The Shambles, York's most famous street
The Shambles, York's most famous street

Watch out City of York Council: you’ve got Dame Judi Dench to contend with.

Local campaigners must be a pain in the neck for you. If only they’d quietly accept your discriminatory plan to remove blue badge parking and shut down the historic centre to large numbers of the disabled.

But they haven’t done that. They’ve made the parking cuts – supposedly required to make way for anti-terror bollards – into a national issue. I’ve repeatedly raised the subject, alongside similarly outrageous policies enacted or threatened by Hackney, Redbridge, Waltham Forest, Brighton. (Yes, Brighton - try finding an accessible loo in Britain’s supposed centre of inclusion).

Oscar and Bafta winner Dame Judi, who is not just a national treasure but one of York’s finest exports, has played ‘M’ so she knows James Bond. Not that she needs his help. She’s a formidable character and she’s played plenty. We could use more supporters like her because people tend to pay attention to what she says.

Life as a disabled Briton can be summed up in one word: Arrgghh! It’s what I was left thinking on my way back from the House of Lords, where I’d interviewed Baroness Campbell – another formidable woman, and founder of Not Dead Yet UK which opposes assisted suicide.

I had hit the inevitable bump in the road upon reaching Stratford station in a wheelchair. It has step-free access to the Central line going west, but not east. You need a ramp if you’re going east which means you have to find a member of staff with a radio who’s not surrounded by a gaggle of other passengers, and they have to find someone to operate the ramp. But at least you usually get there in the end.

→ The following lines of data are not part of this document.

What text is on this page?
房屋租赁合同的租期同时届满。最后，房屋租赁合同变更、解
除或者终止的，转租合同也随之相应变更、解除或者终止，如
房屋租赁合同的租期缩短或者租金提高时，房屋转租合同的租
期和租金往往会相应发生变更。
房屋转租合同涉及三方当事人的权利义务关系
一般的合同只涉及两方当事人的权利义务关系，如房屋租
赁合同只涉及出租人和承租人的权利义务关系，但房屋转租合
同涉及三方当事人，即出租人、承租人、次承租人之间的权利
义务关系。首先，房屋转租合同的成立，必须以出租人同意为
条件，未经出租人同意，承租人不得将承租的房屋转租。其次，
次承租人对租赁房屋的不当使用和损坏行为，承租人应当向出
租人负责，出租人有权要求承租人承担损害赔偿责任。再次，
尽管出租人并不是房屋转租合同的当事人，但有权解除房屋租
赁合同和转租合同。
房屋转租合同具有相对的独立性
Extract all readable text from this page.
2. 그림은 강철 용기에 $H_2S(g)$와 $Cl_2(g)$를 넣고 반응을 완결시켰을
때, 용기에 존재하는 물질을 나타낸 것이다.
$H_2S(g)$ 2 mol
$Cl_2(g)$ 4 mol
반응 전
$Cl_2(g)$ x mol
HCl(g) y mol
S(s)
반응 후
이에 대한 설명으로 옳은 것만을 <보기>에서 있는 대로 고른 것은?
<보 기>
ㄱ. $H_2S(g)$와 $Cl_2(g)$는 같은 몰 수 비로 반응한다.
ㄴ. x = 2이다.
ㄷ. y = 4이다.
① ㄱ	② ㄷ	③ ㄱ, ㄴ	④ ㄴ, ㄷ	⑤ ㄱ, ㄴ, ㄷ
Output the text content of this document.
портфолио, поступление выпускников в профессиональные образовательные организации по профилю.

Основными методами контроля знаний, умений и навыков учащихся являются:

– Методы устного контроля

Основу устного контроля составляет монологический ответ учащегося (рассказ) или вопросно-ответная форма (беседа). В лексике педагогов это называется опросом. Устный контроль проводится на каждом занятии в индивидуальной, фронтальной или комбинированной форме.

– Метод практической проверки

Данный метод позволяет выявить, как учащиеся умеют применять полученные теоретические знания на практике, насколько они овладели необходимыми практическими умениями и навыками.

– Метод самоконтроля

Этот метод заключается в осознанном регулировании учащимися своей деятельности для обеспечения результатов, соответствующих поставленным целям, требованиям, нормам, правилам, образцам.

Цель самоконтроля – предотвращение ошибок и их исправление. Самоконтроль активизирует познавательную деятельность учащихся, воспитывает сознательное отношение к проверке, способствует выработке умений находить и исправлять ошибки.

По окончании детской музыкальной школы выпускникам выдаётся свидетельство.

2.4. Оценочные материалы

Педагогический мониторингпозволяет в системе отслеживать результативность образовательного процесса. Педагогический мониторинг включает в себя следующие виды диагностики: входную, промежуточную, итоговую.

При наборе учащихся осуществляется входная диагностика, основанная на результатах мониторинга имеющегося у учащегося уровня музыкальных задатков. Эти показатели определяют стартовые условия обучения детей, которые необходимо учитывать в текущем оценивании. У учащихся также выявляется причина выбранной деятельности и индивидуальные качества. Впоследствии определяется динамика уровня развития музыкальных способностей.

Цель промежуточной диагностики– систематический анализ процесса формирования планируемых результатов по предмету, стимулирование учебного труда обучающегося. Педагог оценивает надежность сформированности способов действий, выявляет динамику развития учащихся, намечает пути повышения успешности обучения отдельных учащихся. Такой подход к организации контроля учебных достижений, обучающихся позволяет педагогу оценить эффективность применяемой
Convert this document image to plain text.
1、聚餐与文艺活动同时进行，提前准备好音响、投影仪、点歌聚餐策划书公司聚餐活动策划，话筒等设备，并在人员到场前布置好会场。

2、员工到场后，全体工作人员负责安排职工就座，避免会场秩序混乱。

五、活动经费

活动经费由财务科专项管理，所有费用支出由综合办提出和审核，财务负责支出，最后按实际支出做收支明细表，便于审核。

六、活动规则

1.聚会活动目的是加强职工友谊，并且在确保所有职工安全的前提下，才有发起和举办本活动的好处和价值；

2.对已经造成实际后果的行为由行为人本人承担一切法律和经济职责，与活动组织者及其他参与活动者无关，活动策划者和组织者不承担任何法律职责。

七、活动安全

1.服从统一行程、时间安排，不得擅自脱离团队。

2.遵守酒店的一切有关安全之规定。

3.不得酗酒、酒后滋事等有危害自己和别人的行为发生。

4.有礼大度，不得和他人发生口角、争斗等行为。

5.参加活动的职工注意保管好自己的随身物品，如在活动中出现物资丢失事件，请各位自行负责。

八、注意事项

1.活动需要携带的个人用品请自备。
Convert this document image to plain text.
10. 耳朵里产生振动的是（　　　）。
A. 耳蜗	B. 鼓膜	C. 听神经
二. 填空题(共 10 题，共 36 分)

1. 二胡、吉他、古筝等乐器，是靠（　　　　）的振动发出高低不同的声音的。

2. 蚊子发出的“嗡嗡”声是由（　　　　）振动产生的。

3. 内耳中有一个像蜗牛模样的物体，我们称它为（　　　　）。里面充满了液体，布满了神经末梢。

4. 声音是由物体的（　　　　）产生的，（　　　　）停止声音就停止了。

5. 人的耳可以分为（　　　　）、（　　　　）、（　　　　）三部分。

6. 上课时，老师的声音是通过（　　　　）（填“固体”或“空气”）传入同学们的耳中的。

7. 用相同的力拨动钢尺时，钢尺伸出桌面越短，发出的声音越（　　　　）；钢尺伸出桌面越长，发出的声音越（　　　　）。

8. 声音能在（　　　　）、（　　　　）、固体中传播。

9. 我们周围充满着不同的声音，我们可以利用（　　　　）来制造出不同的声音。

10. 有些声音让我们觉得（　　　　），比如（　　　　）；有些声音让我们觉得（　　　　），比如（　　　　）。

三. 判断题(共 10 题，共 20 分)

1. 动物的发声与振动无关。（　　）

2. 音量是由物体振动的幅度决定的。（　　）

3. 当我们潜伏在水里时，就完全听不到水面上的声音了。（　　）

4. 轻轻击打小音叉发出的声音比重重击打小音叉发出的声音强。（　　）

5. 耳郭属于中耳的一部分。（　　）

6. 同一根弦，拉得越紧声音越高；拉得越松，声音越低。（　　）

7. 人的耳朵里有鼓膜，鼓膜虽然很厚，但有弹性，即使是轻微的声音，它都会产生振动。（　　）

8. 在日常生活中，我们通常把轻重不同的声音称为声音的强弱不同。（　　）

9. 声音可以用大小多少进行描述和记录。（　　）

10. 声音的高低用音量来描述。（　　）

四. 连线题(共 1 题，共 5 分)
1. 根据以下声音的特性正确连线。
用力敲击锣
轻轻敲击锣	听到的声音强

York’s disabled community and its disabled visitors can’t get there at all when it comes to its beautiful city centre. I’ve been there and witnessed the problem close-up.

Terrorism is the mealy-mouthed excuse that has been given. Police were apparently worried about fanatics driving vehicles into crowded places, so goodbye blue badge parking spaces.

Here’s the thing: if you’re shutting out disabled people for fear that a fanatic might do something horrible then the terrorists have won. Severing disabled people’s access to York is a craven surrender to them. An act of despicable cowardice.

Dame Judi summed it up perfectly in a message shared with campaign group Reverse the Ban. “York city centre is a rare jewel that should be free for all to enjoy, including those with a disability and for whom accessible parking is essential,” she said.

“As someone living with sight loss, I know only too well how gaining access to places can be exceptionally difficult.

“York city centre should be fully accessible through these types of schemes. I should like to offer my wholehearted support to people in the City of York who are asking the local council to reconsider any ban to the blue badge scheme in the city centre.”

Policies such as the one imposed by York are depressingly common in a country where the attitude of the entire political class is ‘why should we care about a bunch of cripples?’. It’s high time they were made to care. Perhaps a few more supporters like Dame Judi would care to step up?